Throughout spiritual literature we find the phrase, "We are all one." I am sometimes asked, how do we find oneness when we all feel so separate? I love what Aldous Huxley said about the brain. He said the brain is like a reducer valve, mitigating all of the information from the universe. A reducer valve is something that makes the flow of information or material smaller. For instance, the water out at the street flows through a four inch pipe. We've all seen a fire hydrant blow, it's a tremendous geyser. If that amount of water pressure came out of our kitchen sink it would blow the sink right off the wall. So instead, there are reducer valves to manage the amount of water that flows from the street into our homes. Our brains are the same way. If we had access to all the information of the universe, all the time, it would short our circuits, much like that exploding kitchen faucet.

However, we can access our little part of that entire creation by simply stepping into the right side of our brains. Here, in our right brains, we find the present moment, the eternal now, the quiet mind, psychic perception, limitless possibilities, and new insightful solutions. Here we are the observer, where everything is perfect, whole, and complete. This is the place where we are connected to everything. There is an innocent openness, a rich sense of abundance, and euphoria. 

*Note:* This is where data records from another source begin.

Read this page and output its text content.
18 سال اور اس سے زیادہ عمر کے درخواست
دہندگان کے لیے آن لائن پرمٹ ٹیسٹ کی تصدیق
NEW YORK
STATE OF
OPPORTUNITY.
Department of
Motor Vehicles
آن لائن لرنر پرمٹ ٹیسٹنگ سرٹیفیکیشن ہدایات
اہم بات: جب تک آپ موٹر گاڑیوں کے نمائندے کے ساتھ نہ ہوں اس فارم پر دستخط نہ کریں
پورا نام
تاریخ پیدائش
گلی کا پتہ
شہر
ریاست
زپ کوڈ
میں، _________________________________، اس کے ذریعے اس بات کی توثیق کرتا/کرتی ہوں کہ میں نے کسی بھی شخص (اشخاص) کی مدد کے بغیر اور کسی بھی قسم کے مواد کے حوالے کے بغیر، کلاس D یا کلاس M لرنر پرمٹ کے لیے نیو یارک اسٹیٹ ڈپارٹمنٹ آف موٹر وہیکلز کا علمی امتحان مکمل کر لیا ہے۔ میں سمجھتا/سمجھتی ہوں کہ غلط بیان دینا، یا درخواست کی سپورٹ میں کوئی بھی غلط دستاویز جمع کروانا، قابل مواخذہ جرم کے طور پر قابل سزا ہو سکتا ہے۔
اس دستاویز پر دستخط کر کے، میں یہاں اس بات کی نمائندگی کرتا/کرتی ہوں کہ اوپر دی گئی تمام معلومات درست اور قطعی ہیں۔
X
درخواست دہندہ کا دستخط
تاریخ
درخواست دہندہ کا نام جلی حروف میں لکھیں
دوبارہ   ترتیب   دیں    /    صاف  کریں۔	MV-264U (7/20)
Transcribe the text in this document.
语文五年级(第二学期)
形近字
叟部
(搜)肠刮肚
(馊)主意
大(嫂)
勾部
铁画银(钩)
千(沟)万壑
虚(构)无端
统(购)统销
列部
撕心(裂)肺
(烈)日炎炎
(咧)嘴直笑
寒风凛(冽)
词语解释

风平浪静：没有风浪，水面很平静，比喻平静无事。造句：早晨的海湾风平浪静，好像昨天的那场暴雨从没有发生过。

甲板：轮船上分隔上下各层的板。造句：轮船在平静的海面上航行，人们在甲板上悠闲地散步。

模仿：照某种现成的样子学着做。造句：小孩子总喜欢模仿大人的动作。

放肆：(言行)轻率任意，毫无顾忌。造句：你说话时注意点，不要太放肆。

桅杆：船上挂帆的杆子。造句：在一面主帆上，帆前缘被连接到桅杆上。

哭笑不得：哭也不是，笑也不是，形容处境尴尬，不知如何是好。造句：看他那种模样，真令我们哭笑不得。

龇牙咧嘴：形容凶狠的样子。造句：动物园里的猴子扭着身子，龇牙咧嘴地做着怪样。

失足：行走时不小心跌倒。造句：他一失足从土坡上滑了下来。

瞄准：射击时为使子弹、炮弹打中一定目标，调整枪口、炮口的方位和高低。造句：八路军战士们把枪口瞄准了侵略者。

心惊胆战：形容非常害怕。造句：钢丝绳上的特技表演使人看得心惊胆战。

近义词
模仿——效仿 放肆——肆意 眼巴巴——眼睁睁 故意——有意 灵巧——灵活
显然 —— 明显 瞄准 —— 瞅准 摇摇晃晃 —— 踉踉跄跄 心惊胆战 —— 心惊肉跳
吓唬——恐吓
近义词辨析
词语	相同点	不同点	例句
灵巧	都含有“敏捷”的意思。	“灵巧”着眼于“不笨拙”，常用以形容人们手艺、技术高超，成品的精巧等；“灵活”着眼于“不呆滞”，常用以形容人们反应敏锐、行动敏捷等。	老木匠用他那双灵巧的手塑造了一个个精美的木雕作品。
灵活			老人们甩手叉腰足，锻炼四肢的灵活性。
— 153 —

One of my favorite analogies is that of the drop of water and the ocean. A drop of water is a part of all water, however it is differentiated into a single drop. It is no more separate from the rest of water than my baby finger is separate from me. My finger is not separate, but it is different from the rest of me. Similarly, our consciousness is a unique part of divinity. Not separate, but different, with access to all being a part of the whole. When we look at the world and ourselves this way we see the illusion of separation for what it is: merely an illusion.
This idea of separation can be very dangerous. It is the source, after all, of war. It causes the them vs. us mentality. When instead we see everyone and everything as a part of the same whole, but delightfully and interestingly different, then the whole world becomes our family. And we are in love with everyone and everything.

In closing, I'll leave you with a little guidance for how to step into the right brain. My favorite is to spend some time out in nature. Nature opens us to an expansiveness and a clarity that allows us to receive inspiration, which always comes right out of the right brain. Another great way is to spend time with a dog. Dogs are loving, in the present moment, accepting of everything. They are perfect expressions of God, which is dog spelled backwards. Perhaps my favorite way of accessing the right brain is to take a moment to listen for just a second to that birdsong that just sounded right outside the window. Try it right now, see if you can catch it ... did you notice, that for right then you didn't have any thoughts? You were open and receptive. Enter there.